Throughout the late winter and spring, a snap swivel helps give a plug a more erratic action as it's slowly crawled over rocks or wood. You don't necessarily want an aggressive action this time of year, but having your crankbait dart erratically after popping it loose from cover or during pauses on a retrieve can trigger sluggish bass into biting.
Other added benefits of these swivels include protecting your knot and line from abrasions as your crankbait bill digs across the bottom, along with making it much quicker and easier to swap out to a different lure. It's worth noting that most anglers retire their snaps when water temperatures warm, as snap swivels can be a hassle when fishing around vegetation or through heavy cover. But for cold-water or springtime cranking, adding a snap swivel to your repertoire is worthwhile.

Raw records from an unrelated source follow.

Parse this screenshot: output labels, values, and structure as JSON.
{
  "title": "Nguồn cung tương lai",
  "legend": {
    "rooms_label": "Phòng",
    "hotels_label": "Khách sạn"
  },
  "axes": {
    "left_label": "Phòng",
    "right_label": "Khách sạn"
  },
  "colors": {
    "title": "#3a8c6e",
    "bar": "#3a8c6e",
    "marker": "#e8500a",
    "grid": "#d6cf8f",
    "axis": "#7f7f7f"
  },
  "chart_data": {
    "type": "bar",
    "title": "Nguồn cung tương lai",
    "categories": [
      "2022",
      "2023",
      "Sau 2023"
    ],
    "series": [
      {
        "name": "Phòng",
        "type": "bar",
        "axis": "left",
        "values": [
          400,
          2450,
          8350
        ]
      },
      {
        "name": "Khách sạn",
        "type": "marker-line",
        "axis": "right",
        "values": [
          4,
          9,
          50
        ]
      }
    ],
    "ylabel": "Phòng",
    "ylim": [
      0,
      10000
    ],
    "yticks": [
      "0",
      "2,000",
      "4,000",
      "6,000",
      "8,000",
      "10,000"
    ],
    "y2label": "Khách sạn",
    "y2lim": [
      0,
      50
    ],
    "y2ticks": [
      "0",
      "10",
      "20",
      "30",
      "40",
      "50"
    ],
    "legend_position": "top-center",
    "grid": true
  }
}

Custom colors can make a big difference
Custom paint jobs are a third modification many experienced crankbait fisherman practice. Custom colors can have a notable impact depending upon which fishery or region of the country you are fishing. It's not that there aren't excellent color choices available right out of the package-there certainly are-and lots of bass are caught on them.
But when faced with relatively clear water clarity, pressured fish or unusual forage, having custom color schemes to show bass something different can prompt bites you may have missed. Often times professional anglers keep these custom painted lures extremely close to their chest, as they know a "secret color" gives them an advantage.
There are countless individuals and companies who carry out these custom paint jobs. A quick Google search will uncover a myriad of different people you can contact if you are interested, but I'd suggest looking for a painter in the same area of the country you fish. Colors become regional staples for a whole host of reasons, and taping into this local knowledge will shorten the learning curve. Typically this service costs anywhere from $10 to $50 per lure, so it can get costly in a hurry.
Fortunately, paying $20+ or more for a custom paint job isn't the only way to set your crankbaits apart. Ott DeFoe won the 2019 Bassmaster Classic and did most of his damage with a lipless crankbait he marked up with a Sharpie! All you need is a little creativity and a can-do attitude to customize the color of your plugs.
Like DeFoe, you can use permanent markers or nail polish to add colors to hard baits, while fine sandpaper or "sun baking" a plug on a truck dash is another terrific way to change the look of a lure. Sometimes a crankbait's color is a little too bright or loud for bass in certain scenarios, and these processes help to dull some of that brightness.
If you plan on slinging a crankbait around this spring, give these simple modifications a shot. Each one has its own unique purpose and will cause your crankbaits to get bites other anglers might be miss, along with helping you land more bass.